Pour ceux d’entre vous qui utilisent le module SM130 seul, vous devez relier les pins VCC et RFVCC à la sortie 5V de l’Arduino, les pins GND et RFGND à une masse de l’Arduino (GND). Ensuite, que vous utilisez le module avec ou sans shield, vous devez relier le UART RX à la broche D7 de l’Arduino et le UART TX à la broche D8.

Montage module SM130 et Arduino UNO

Montage du module SM130 relié à un Arduino UNO au moyen de 4 câbles et d’un shield Evaluation RFID

Maintenant, notre module est branché sur notre Arduino et nous n’avons, jusqu’ici, encore eu besoin d’aucune aide extérieur.

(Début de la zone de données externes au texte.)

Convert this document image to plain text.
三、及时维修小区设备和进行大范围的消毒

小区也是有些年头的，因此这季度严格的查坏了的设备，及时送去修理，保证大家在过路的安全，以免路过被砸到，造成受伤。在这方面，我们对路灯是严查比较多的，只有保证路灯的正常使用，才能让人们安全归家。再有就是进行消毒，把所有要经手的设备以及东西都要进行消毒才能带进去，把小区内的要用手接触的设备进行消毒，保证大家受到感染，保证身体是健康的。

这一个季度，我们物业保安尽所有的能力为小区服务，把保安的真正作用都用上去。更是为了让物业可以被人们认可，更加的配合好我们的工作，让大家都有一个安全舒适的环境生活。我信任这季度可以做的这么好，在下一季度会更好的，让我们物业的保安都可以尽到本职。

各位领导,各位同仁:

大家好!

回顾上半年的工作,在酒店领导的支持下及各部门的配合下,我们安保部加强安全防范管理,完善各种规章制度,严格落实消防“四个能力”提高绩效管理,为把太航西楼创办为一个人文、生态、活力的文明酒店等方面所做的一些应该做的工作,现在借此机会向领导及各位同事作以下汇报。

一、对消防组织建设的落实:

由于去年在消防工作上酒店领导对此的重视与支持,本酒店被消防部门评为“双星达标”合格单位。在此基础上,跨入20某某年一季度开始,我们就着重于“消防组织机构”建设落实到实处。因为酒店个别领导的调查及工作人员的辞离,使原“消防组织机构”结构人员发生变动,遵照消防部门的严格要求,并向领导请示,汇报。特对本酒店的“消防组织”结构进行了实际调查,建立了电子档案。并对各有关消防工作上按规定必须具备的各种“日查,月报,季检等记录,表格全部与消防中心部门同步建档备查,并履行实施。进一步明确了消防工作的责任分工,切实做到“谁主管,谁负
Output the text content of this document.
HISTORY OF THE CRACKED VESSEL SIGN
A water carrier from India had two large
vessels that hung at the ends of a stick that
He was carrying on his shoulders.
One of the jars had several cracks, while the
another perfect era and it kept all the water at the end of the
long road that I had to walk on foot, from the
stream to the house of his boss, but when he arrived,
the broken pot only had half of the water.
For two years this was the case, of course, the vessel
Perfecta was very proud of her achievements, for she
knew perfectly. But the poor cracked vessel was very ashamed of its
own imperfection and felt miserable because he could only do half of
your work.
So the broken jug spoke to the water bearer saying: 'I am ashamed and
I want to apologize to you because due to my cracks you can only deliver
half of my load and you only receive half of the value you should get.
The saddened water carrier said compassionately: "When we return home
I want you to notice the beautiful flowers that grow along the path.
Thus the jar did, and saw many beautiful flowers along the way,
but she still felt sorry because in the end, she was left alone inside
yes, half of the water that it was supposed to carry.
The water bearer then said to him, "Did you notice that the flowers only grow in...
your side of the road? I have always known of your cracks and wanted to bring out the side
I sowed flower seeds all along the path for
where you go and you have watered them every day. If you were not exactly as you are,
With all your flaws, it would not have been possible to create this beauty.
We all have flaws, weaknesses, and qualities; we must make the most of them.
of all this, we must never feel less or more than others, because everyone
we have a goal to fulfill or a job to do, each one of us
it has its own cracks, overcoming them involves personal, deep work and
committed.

Le plus difficile arrive maintenant. Nous ne travaillerons désormais qu’avec la datasheet du module SM130 pour la suite de l’article. Je vous propose d’aller à la page 7/8 de cette datasheet. A la page 7, vous retrouvez l’ensemble des commandes que nous pouvons utiliser sur notre module. Dans la colonne de gauche, vous avez la commande hexadécimale correspondante à la commande du module présentée dans les deux colonnes de droite.
Mais la page 8 est bien intéréssante pour nous, nous allons trouver de nombreuses informations dedans. Tout d’abord, dans le premier paragraphe, nous retrouvons tous les débits Série disponible pour notre module mais il est bien spécifié que le débit par défaut est 19200bps, N, 8, 1 c’est-à-dire une vitesse de 19200bps avec aucun bit de parité, 8 bits de données et 1 bit de stop. Ne tenez pas compte des 3 paramètres N, 8, 1 ils ne sont pas intéressant dans notre cas, notez simplement la vitesse de 19200bps.
Le premier tableau présent sur cette page de la datasheet:

Header Reserved Length Command Data CSUM
1 Byte 1 Byte 1 Byte 1 Byte N Bytes 1 Byte

Nous permet de réellement comprendre le protocole de communication du module. Nous avons ensuite le détail du contenu de chaque bit que je vais rappeler ici:

  • Header: Toujours à 0xFF, il permet d’avertir le module que nous allons lui envoyer des données
  • Reserved: Toujours à 0x00, il est réservé à une utilisation future que le fabricant pourrait en faire
  • Length: C’est une variable qui prend pour valeur le nombre de bit transmis (Command + Data)
  • Command: C’est une variable qui prend pour valeur l’une des commandes présentes sur la page 7
  • Data: C’est une variable qui prend pour valeur les données que l’on souhaite transmettre liées à la commande
  • CSUM: c’est le « checksum », la clé de salage, elle prend pour valeur la somme de tous les bits, sauf de Header

Un retour sur la page 7 nous permet de retrouver le code correspondant à la commande que nous souhaitons. En effet, pour vérifier en permanence la présence d’un tag RFID sur l’antenne du module, nous pouvons utiliser la commande correspondante au code « 0x82 » qui ne prend pas d’argument (Data = 0).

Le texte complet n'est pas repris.